Penguin, Marquez's publisher in the UK, said it was "deeply saddened" by the death of the 87-year-old.
The author’s death was announced on Thursday 17th April by Fernanda Familiar, a spokeswoman for his family, on Twitter. She wrote: “Gabriel Garcia Marquez has died", adding: “Mercedes (his wife) and her sons, Rodrigo and Gonzalo, have authorised me to provide the information. Such deep sadness.”
The cause of his death is unknown but, according to the BBC, he was recently hospitalised for a lung and urinary tract infection and was said to be “very fragile” after being sent home last week.
Garcia Marquez was a novelist, short-story writer, screenwriter and journalist, who is considered a pioneer of the magical realism genre. He is best known for his 1967 novel One Hundred Years of Solitude, published by Penguin in the UK, which has sold more than 30m copies worldwide. He was awarded the Nobel Prize for Literature in 1982.

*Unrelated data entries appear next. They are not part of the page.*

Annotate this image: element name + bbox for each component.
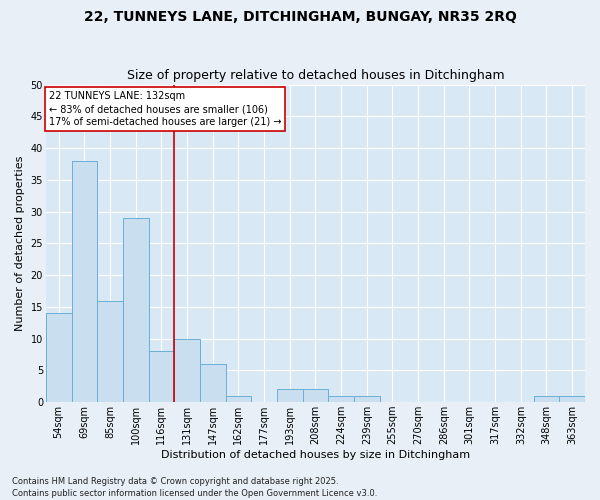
X-axis label: Distribution of detached houses by size in Ditchingham: Distribution of detached houses by size …: [161, 450, 470, 460]
Bar: [226, 396, 251, 402]
Bar: [354, 396, 380, 402]
Title: Size of property relative to detached houses in Ditchingham: Size of property relative to detached ho…: [127, 69, 504, 82]
Bar: [200, 364, 226, 402]
Bar: [328, 396, 354, 402]
Bar: [559, 396, 585, 402]
Bar: [302, 390, 328, 402]
Bar: [149, 352, 174, 402]
Bar: [123, 218, 149, 402]
Bar: [71, 161, 97, 402]
Y-axis label: Number of detached properties: Number of detached properties: [15, 156, 25, 331]
Text: 22 TUNNEYS LANE: 132sqm
← 83% of detached houses are smaller (106)
17% of semi-d: 22 TUNNEYS LANE: 132sqm ← 83% of detache…: [49, 91, 281, 128]
Bar: [277, 390, 302, 402]
Bar: [46, 313, 71, 402]
Text: 22, TUNNEYS LANE, DITCHINGHAM, BUNGAY, NR35 2RQ: 22, TUNNEYS LANE, DITCHINGHAM, BUNGAY, N…: [83, 10, 517, 24]
Bar: [97, 300, 123, 402]
Bar: [533, 396, 559, 402]
Bar: [174, 338, 200, 402]
Text: Contains HM Land Registry data © Crown copyright and database right 2025.
Contai: Contains HM Land Registry data © Crown c…: [12, 476, 377, 498]
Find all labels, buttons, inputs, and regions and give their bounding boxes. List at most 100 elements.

Marquez's other works include his 1985 novel Love in the Time of Cholera (Penguin) and his most recently published work was the novella Memories of my Melancholy Whores (Penguin) in 2004.
Following the announcement of his death, Colombian president Juan Manuel Santos paid tribute to the author on Twitter, writing: "One Hundred Years of Solitude and sadness for the death of the greatest Colombian of all time." US President Barack Obama also tweeted that the world had "lost one of its greatest visionary writers - and one of my favourites from the time I was young", while English novelist and screenwriter Ian McEwan wrote: "He really was a one-off”.
Garcia Marquez was cremated in a private family ceremony in Mexico City, where he lived for more than 30 years. Public commemorations have been held in Mexico and Colombia, with the presidents of both countries attending a formal ceremony in Mexico City.
Venetia Butterfield, publishing director of Viking said today: "Penguin has been the proud publisher of Gabriel Garcia Marquez for 23 years. Marquez is one of the best loved writers in the world today and has been hugely influential to readers and writers around the world. We are deeply saddened by his death but know that he will continue to be read for generations to come."